Wednesday, December 21, 2005

IMPEACHMENT; GETTING IT RIGHT

Recent revelations that president Bush has been allowing the NSA to eavesdrop on private phone conversations and emails came as no surprise to this observer. To the contrary, we would have been more surprised to learn that such activities were not taking place.

Nor is it surprising that the president, after a bit of back pedaling, owned up to these nefarious activities. He has made it clear, virtually since the smoke cleared on 9/11, that as far as he is concerned just about anything goes when it comes to fighting the war on terrorism. And where "spy gate" is concerned Mr. Bush is more aggrieved by the fact that ordinary Americans now know what he's been doing than by any suggestion that he might be breaking (or at least ignoring) the law. Indeed, his rationale for this chicanery is that terrorists don't play by the rules, so he shouldn't have to either. And when backed to the wall on the matter he retorts that we haven't been attacked in four years. Right, and the fact that he has been spying on Americans is doubtless the reason that Al Queda has left us alone.

That America is supposed to stand for something more noble than those nations which encourage, which foster, or which simply tolerate terrorism is, we fear, lost on the denizens of Bush World. They were wounded (albeit no where near mortally) on September 11,th 2001, and they are retaliating with a ferocity, and a lack of traditional American ethics, heretofore unimagined in the annals of this country's history. And even when it involves overt law breaking (which is surely what this spying is), the administration sits back and brazens it out by saying things like "we were cleared for this operation by Justice Department Attorneys", "read the Constitution, we're covered". But when asked to cite which specific statute, which part of the constitution, what law of any kind, legalizes spying on American citizens without benefit of a warrant, no one in Bush World can come up with anything except more hollow rhetoric.

There is too much which is ignoble in this administration's conduct of its business.
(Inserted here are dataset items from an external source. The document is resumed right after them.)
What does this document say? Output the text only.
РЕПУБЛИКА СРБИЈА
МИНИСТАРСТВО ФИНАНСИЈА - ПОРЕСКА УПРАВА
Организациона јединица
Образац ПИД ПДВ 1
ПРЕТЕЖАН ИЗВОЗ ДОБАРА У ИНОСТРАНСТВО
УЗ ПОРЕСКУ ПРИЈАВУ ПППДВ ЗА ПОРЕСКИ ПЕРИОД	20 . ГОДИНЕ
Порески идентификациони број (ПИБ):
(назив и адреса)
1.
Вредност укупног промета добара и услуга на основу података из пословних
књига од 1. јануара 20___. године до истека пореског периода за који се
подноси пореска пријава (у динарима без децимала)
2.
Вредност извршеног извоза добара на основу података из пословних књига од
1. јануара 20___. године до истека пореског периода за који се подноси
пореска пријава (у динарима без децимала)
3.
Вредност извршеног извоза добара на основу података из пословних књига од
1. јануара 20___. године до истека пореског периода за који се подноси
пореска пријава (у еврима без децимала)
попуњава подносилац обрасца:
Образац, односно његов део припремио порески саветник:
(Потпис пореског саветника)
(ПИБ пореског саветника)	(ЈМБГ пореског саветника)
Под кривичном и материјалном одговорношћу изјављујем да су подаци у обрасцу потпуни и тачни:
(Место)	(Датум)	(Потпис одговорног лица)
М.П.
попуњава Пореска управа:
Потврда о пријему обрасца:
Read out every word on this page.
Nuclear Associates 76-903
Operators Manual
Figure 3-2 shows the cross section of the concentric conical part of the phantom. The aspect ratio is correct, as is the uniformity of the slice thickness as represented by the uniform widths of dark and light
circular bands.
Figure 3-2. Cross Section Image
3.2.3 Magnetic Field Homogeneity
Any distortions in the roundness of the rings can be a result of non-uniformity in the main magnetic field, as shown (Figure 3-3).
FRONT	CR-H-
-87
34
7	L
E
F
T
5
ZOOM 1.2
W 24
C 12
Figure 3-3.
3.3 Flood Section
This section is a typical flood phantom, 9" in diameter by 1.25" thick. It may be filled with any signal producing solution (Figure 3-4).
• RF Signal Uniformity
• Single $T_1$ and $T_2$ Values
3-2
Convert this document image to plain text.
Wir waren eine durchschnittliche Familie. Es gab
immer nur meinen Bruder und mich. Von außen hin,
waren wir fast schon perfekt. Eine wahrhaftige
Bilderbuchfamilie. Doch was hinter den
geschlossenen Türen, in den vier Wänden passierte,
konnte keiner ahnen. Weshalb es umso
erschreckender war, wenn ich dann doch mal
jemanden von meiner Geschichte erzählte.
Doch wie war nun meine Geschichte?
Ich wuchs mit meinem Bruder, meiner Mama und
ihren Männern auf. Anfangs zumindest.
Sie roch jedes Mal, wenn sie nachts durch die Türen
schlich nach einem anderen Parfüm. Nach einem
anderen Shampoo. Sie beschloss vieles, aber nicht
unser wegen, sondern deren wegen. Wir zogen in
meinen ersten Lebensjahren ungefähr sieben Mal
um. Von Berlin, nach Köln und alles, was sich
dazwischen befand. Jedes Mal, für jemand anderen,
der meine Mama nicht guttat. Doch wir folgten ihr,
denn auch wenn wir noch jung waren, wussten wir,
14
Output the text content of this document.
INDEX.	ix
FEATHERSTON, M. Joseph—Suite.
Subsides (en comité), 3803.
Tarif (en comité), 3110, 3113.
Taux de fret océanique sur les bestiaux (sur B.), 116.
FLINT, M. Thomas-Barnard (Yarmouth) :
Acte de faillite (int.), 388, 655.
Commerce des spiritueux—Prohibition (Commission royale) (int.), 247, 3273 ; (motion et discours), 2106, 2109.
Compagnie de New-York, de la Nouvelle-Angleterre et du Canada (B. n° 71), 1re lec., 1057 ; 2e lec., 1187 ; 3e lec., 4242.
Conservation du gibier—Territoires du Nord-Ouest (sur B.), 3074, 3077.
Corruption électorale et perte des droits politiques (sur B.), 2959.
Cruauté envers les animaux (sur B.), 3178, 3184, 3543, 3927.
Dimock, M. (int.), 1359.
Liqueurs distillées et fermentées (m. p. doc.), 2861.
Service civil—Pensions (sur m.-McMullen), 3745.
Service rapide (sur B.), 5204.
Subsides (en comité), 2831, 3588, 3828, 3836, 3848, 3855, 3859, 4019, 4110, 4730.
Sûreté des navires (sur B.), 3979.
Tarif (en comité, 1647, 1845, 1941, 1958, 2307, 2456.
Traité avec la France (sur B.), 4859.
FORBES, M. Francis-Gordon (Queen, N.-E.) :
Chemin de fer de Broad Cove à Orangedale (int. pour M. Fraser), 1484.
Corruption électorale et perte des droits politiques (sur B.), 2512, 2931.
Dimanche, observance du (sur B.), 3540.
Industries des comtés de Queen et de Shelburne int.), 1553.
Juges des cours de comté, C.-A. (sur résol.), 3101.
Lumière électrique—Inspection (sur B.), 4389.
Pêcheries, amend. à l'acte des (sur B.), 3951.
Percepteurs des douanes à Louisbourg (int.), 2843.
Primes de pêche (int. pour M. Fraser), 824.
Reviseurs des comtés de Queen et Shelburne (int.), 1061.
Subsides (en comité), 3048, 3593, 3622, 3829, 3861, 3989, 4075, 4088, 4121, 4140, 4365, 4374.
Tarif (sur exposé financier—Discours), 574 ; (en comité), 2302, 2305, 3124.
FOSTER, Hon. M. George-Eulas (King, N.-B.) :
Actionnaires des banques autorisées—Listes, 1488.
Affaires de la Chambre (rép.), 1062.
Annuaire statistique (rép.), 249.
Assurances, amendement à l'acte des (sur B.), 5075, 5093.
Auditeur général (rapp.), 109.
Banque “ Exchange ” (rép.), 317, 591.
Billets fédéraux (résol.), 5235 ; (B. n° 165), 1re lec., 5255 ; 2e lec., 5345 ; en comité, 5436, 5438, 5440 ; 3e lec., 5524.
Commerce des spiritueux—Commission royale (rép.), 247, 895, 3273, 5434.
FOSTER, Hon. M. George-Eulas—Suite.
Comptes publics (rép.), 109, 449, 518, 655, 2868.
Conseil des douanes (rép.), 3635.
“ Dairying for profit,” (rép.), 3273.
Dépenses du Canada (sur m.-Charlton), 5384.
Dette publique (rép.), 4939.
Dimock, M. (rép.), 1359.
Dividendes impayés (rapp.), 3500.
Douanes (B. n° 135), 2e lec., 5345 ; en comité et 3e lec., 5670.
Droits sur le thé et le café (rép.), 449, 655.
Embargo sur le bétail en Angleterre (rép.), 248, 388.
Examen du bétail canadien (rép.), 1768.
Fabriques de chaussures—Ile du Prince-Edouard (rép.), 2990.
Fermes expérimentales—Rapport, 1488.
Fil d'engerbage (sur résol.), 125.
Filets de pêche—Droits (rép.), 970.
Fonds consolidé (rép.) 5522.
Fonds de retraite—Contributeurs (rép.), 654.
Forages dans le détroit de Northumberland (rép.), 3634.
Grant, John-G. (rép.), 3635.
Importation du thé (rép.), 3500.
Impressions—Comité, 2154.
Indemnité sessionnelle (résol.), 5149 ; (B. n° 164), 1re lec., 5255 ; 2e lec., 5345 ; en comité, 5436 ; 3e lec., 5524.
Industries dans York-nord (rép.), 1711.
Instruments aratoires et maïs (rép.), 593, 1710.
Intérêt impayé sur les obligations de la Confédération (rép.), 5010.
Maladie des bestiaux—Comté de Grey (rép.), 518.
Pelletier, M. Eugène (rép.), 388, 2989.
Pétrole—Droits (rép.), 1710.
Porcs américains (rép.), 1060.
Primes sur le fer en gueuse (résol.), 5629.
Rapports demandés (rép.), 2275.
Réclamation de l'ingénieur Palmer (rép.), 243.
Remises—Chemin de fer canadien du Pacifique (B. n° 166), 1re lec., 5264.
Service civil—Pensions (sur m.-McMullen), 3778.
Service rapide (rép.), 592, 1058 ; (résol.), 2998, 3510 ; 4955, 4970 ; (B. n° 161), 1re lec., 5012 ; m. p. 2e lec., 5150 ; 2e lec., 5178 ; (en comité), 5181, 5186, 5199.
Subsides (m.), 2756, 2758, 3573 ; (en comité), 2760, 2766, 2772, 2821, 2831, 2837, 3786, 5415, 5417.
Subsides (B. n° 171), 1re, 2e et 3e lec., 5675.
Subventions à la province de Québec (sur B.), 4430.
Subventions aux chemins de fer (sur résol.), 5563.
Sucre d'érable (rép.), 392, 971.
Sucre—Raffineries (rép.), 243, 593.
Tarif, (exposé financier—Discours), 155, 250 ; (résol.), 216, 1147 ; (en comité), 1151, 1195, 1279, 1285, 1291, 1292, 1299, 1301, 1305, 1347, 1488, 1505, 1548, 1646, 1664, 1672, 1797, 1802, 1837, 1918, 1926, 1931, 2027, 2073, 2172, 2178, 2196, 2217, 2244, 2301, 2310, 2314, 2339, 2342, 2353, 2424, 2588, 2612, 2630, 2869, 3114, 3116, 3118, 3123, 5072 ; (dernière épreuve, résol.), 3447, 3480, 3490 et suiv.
It lied to us about the rationale for war, it has overseen the imprisonment without access to due process of hundreds, if not thousands, of individuals suspected, but not indicted. It was surely looking the other way at Abu Graib and to think otherwise is to believe in the Easter Bunny. And, for several years it has violated one of the most dearly held tenets of our democracy; it has been spying, without legal authority, and without apology, on what may be thousands of American citizens.

In 1998 a misguided Congress impeached then president, Bill Clinton. Republican conservatives (or at least those who could elude charges of hypocrisy) were incensed that Mr. Clinton had conducted an affair with a young White House intern. And they were really peeved at the fact that he had lied about it. Never mind that an admitted fifty-percent of married Americans have affairs. Forget the fact that one hundred percent of them lie about it. This was "Slick Willy", and those who wanted his cajones went after him tooth and nail. Ultimately, after subjecting the country to an exercise in abject tomfoolery, Clinton was acquitted, he completed the remainder of his presidency, and the country benefited, in the main, from his leadership. If we endeavored to impeach Clinton for having an affair would it not make even more sense to impeach Bush for lying and for breaking the law? Before he erodes all of our civil liberties should we not begin to sense his mission, make it clear that we don't need a dictator, and impeach him for high crimes and misdemeanors? We think so, and we hope those members of Congress who share this view will get the ball rolling.

An otherwise competent president who stupidly indulges his fantasy in a twenty-four year old nymphet is one thing. A president who lies, who flagrantly breaks and ignores laws, who obviously believes he is above those laws, and who is presiding over the dismantling of our traditional democracy, is quite another. The last time we impeached a president we went after the wrong guy for the wrong reasons. We now have the opportunity to get it right.